Gabriela Bodea, maître de conférences en économie à l’Université Babes-Bolyai de Cluj, dresse le bilan d’une année difficile et évoque les défis à venir…
Comment définiriez-vous l’année 2021 d’un point de vue économique ? Quelles ont été les principales réalisations ? Et les échecs ?
L’année 2021 a été marquée par une grande volatilité. La plupart des entités économiques se sont heurtées à des difficultés importantes : réduction du nombre d’employés, tombés malades ou décédés à cause du Covid-19, baisse de la productivité et de la compétitivité économique, entre autres. Par ailleurs, le prix du brut a augmenté, les exportateurs ont eu du mal à tabler sur des contrats fermes, et le tourisme et les transports ont été fortement touchés par la crise en cours. La population a pour sa part été affectée par les restrictions sanitaires, utiles mais impopulaires. Dans ce contexte, les réalisations découlent, paradoxalement, de certaines de ces limitations ; je citerais le télétravail, le fait que le gouvernement a compris qu’il était de son devoir d’appuyer les compagnies qui ne peuvent résister sur le marché dans un tel contexte, la reprise du BTP avec, il est vrai, des prix à la hausse, et la croissance du secteur pharmaceutique. Cependant, il faut rappeler que la Roumanie occupe la dernière place au sein de l’UE en termes de compétitivité digitale (1), sans oublier la très lente campagne de vaccination qui s’explique sans doute par des raisons historiques et anthropologiques, et surtout une politique d’inclusion sociale sans substance.

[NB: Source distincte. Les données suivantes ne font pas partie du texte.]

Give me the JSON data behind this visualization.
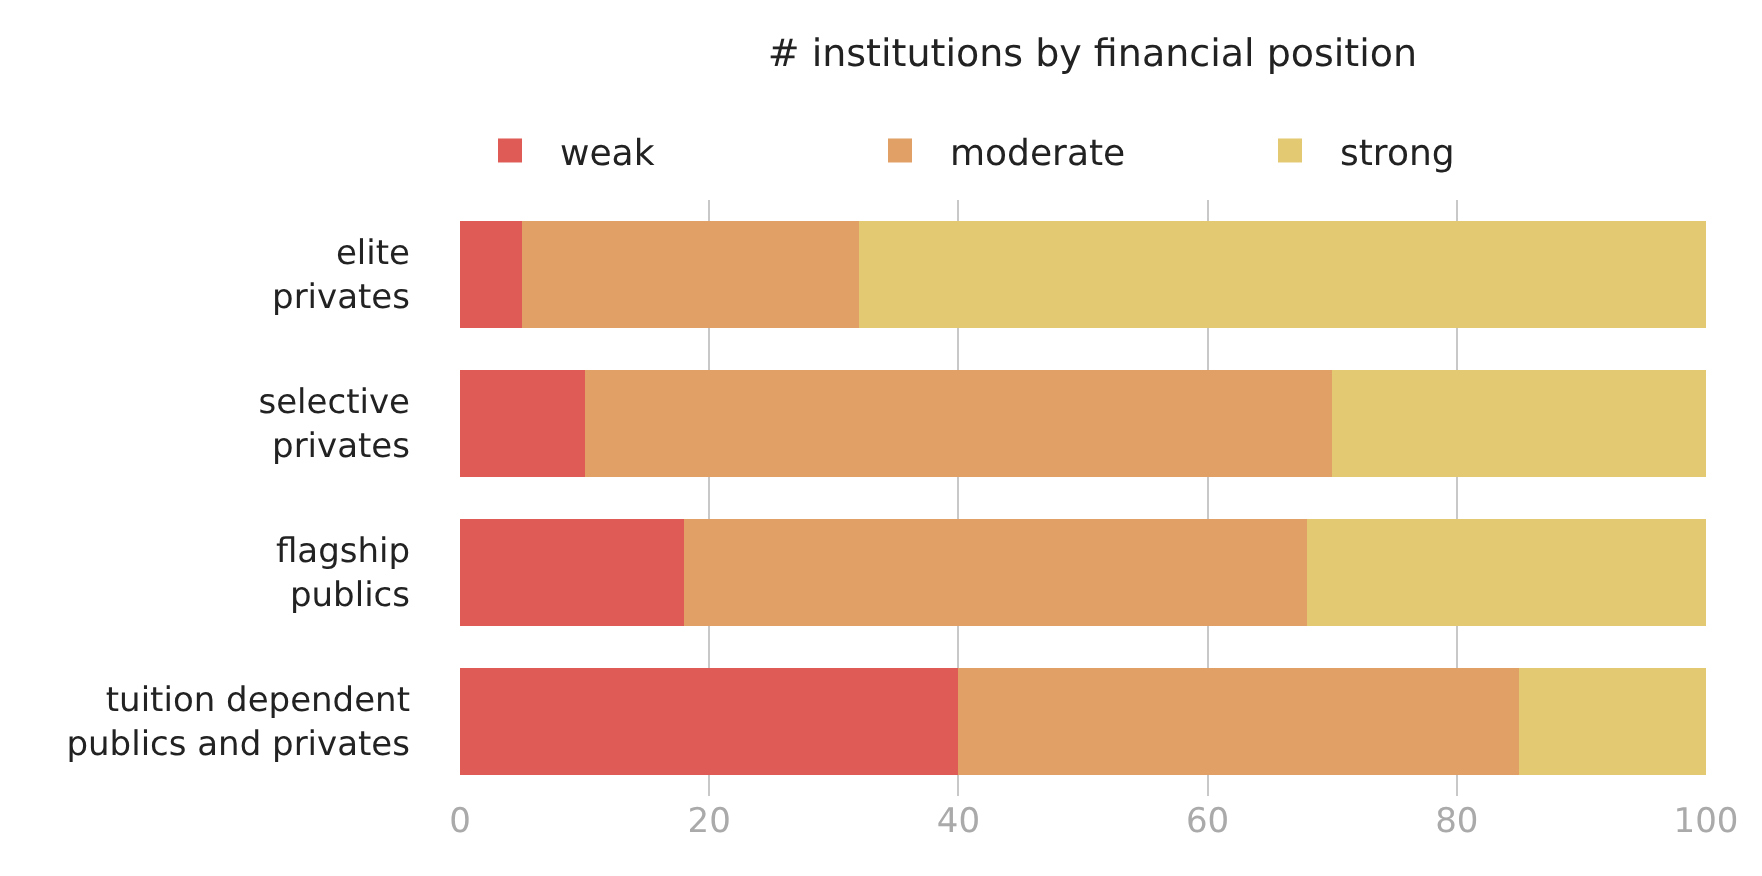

(1) https://digital-strategy.ec.europa.eu/en/policies/desi
Quels seront les principaux défis en 2022 ?
Il s’agira tout d’abord de maîtriser la crise sanitaire, surmonter la crise politique en tenant compte des intérêts nationaux, et recalibrer les engagements assumés dans le cadre du Plan national de relance et de résilience (PNRR) (2). Il faudra appuyer la mise en oeuvre de ce PNRR par l’octroi d’aides aux secteurs à haute valeur ajoutée, ceux-là mêmes qui renforcent notre compétitivité, et aux domaines clés qui requièrent de la compétitivité, tout en tenant sous contrôle la dette publique, alors que le taux de change, défavorable au leu, va aggraver le déficit commercial.
(2) https://ec.europa.eu/commission/presscorner/detail/fr/IP_21_4876
Vous évoquez le PNRR, quels sont les domaines où des progrès pourraient se concrétiser dès l’année prochaine ? Et qu’est-ce qui va changer en Roumanie d’ici à 2026 grâce à ces fonds européens ?
Concernant le PNRR, la crédibilité politique et économique de la Roumanie est en jeu. Cela signifie que les projets inclus dans le PNRR doivent être solides et durables afin qu’ils soient menés à bien jusqu’en 2026. Le pays a notamment besoin d’une capacité technique et administrative moderne, numérisée et simplifiée, ainsi que d’une culture organisationnelle qui se conjugue avec la solidarité sociale. Aujourd’hui, nous pâtissons de politiques publiques difficiles à mettre en œuvre, d’une législation confuse et d’une énorme bureaucratie. Quant aux domaines qui ont le plus de chance de profiter de ces fonds, avec des résultats rapides, je mentionnerais les transports durables, la gestion des déchets, et le tourisme rural. Mais la crainte persiste que l’allocation des fonds soit entravée par la bureaucratie, alimentant la fausse illusion que l’argent viendra quoi qu’il arrive.
Propos recueillis par Mihaela Rodina.